Une autre vieille dame renchérit : « la vie devient de plus en plus difficile pour nous les mendiants depuis que la grande mosquée de Labé est fermée. Même les bonnes volontés qui passaient de souvent pour nous offrir des cadeaux et autres nourritures se font rares maintenant. Certains parmi nous sont là avec toute leur famille, ils passent toute la journée ici. D’autres sont des nourrices mais elles arrivent difficilement à trouver à manger pour eux et leurs enfants.
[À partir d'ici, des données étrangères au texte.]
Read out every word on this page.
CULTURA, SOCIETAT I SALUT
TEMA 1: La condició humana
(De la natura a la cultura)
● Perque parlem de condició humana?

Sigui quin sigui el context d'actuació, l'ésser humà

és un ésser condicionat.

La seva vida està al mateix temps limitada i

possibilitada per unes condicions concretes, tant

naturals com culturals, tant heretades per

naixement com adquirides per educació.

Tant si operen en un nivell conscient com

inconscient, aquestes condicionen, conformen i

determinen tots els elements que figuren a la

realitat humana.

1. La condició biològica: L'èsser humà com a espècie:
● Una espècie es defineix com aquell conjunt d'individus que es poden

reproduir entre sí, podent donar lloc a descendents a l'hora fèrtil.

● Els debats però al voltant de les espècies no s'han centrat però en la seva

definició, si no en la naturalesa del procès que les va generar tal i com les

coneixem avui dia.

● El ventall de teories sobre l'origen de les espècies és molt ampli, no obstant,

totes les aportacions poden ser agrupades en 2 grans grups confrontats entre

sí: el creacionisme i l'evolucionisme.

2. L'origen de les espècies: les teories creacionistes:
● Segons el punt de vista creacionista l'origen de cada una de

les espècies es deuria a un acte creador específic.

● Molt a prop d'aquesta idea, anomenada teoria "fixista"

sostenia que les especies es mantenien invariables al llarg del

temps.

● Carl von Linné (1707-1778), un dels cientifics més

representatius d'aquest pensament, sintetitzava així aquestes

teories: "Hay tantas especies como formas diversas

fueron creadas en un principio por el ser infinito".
C’est vraiment pitoyable », regrette-t-elle.

Elle alerte que si rien n’est fait pour leur venir en aide, certains mendiants risquent de mourir de faim. « C’est pourquoi nous sollicitons auprès des autorités et des personnes de bonne volonté de penser à nous surtout en cette période difficile où tout le monde souffre, particulièrement nous les personnes handicapées. Sinon, si demain on apprend demain qu’un mendiant est mort de faim devant la grande mosquée de Labé, que cela ne surprise pour personne parce que nous souffrons énormément », a prévenu cette vieille, porteuse de handicap physique.